Her mother’s eyes grew wide and wary. She looked around the garden and then leaned in to whisper, “The goblin king, my little love. You’re much too young to be a queen.”

“Who is the goblin king?”

“Oh we musn’t speak of him,” her mother said. “His spies are everywhere.” She pointed to the crow perched on the rowan branch. “Why there’s one now.” Then she pointed across the yard toward a sleek, black cat that prowled around the henhouse looking for a meal. “And another. Rats and cats, crows and bats, and all manner of ill creatures spy for his dark majesty. He has been looking for his bride for endless centuries. They say the one he loved did not love him in return, and so she ran from him. He searches endlessly to find her. The rats and cats, crows and bats and all other wicked things keep their ears pricked and their eyes wide, and when an unsuspecting maiden sings the song, the king comes to test her, to see if she is his long lost love. And when he finds her he will take her back to the Darknjan Wald and hold her forever as his prisoner.”

"What is the Darkening Wall, Mummy?"

"Look over there." Her mother pointed toward the trellis. "There's a butterfly on the bush."

Meredith came back to her senses, but the story her mother told her held firm. She had not thought of that old rhyme in years. She stepped back from the window, ignoring the strange movement in the valley, and closed out the night’s frigid chill. She made her way back to the bed and climbed in beside her sister knowing she would not sleep as long as Christina was so sick.

 

CHAPTER TWO

 

 

 

For hours after Christina grew silent, Meredith lay beside her in the dark watching shadows leap and dance across the walls. They stretched like strange bodies, those shadows, growing longer and more sinister as the night waned against the fog of grey dusk.

From time to time, she felt her head nod forward in exhaustion, but eerie sounds dragged her back to the moment and she found herself scanning the bedroom for telltale signs of the goblin men her sister whimper.

It was ridiculous, and she knew it, but her fear was very real. The combination of Christina's hallucinations and that old song from her memory disturbed something old and dark inside Merry—something not quite ready to be drawn into the light. She played that memory over and over in her mind and fretted over her sister's condition. The corners of her mouth wilted as she longed for the comfort of her mother’s wisdom, but even more than that, her loving arms.

Mummy would know what to do. Mummy always knew, and in truth, so did Merry. She had been playing nanny and nursemaid to Christina since she’d taken her first breaths. She’d gotten the girl through dozens of scraped knees, stomach flus and fevers in her sixteen years. Merry would get her through this as well.

Christina moaned softly, and Meredith laid a hand over her sister’s forehead. Her skin was as frigid and damp as dew-soaked grass on a spring morning, and in the candlelight, her coloring waxed wan and grey as fog.
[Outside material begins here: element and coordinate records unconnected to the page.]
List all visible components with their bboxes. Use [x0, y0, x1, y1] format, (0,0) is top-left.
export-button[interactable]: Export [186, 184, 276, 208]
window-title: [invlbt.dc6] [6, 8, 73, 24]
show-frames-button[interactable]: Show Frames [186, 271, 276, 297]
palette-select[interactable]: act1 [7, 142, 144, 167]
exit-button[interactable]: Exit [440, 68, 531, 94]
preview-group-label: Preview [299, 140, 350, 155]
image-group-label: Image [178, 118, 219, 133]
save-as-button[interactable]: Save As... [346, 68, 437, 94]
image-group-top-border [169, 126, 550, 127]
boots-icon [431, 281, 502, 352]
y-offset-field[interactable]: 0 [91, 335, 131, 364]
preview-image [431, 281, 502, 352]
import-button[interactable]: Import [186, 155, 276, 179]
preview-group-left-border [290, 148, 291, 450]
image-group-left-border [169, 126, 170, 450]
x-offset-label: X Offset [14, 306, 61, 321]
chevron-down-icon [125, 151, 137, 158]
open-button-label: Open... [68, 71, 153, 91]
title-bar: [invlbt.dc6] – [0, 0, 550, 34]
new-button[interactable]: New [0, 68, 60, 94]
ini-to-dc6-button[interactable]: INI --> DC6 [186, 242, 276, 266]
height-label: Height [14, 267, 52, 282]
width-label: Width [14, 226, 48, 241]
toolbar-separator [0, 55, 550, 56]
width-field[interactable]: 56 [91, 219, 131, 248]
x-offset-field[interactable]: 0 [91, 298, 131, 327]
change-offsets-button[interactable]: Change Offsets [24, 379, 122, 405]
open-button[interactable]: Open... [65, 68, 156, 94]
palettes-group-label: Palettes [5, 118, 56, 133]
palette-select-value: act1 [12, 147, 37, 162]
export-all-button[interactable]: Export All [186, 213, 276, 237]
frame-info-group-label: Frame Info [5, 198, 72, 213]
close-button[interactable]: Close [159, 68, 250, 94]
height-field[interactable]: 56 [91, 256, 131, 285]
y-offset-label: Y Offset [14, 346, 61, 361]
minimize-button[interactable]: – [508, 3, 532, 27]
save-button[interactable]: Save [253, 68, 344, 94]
Meredith squeezed her eyelids tight against the sting of tears and shuddered. Christina was all she had. Even before their father left them Merry was the girl’s guardian and keeper. She loved her like no other, and though she knew one day Wilhelm Grisham would sweep Christina away from their small cottage on the hill, they would be a part of each other’s lives forever.

If she died though…

No! Meredith wouldn’t even think it. She wouldn’t let her sister die. She’d just as soon sacrifice herself.

White daylight crept into the room, the lack of gold predicting a cloudy day, possibly even rain. Meredith’s heavy lids drooped drowsily over her eyes, and she struggled against the lull of silence calling her to sleep. She blinked again and again, slowly until the space between them was colored by the leaping imagery of dream devouring her conscious mind. Sleep wrapped vaporous arms around her and drew her away, and though she grasped at the fabric of consciousness, it dissolved in her hands like old smoke.